Will Israel’s New Coalition Be a True ‘Government of Change’?
People celebrate the swearing-in of the new government in Tel Aviv, Israel, June 13, 2021 (AP photo by Oded Balilty).

The sight of thousands of secular, liberal, cosmopolitan Israelis descending on Rabin Square in Tel Aviv last week to celebrate the appointment of a religious, conservative nationalist as their new prime minister perfectly captures the peculiar state of Israeli politics today. One can only imagine the horror that would have swept over those demonstrators had Naftali Bennett been elected under any other circumstances. But such is the political mood in Israel as the new government takes the helm: Settlers mourn the election of the former head of the Yesha Council—the umbrella organization of Jewish settlements in the West Bank—as prime minister, while leftists rejoice as staunch opponents of peace and civil equality return to their erstwhile posts in top government ministries.

A single common cause inspires the eight-party coalition government—the most ideologically diverse in Israeli history—that was sworn in on June 13: to free Israel not only from the personal sway of former Prime Minister Benjamin Netanyahu—popularly known in Israel by his nickname, Bibi—but also from the toll that his efforts to cling to power have taken on the country’s political norms, public institutions and social fabric.

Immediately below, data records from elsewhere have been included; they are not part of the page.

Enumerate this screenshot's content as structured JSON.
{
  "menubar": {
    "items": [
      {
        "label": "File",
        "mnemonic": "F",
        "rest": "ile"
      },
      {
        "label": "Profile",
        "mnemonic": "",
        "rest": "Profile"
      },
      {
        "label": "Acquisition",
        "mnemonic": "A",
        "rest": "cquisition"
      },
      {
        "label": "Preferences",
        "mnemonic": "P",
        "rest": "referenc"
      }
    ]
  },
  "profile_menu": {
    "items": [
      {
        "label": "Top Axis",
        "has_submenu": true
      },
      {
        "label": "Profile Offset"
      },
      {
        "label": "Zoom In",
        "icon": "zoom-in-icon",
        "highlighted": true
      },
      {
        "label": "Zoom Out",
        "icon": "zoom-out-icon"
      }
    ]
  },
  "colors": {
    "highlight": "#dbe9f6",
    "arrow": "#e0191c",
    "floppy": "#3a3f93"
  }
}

Although the new government includes several right-wing politicians, including prominent former members of Netanyahu’s Likud party, many Israeli conservatives view it as a leftist conspiracy. One reason for this paranoia is that over the past few years, large swaths of the Israeli right have shed all ideological commitments, turning themselves into pure vehicles for Netanyahu’s will to power. It would only be a slight exaggeration to say that these “Bibists,” as they are colloquially called, believe that Israel was a desert backwater before Netanyahu miraculously turned it into a thriving modern superpower. It’s no wonder that they regard his removal from office as an act of madness and a threat to Israel’s existence. From their perspective, Bennett, Gideon Saar and other former Netanyahu allies in the new coalition are not guilty of treason because of what they might do in office, but simply because they deprive the nation of its greatest leader.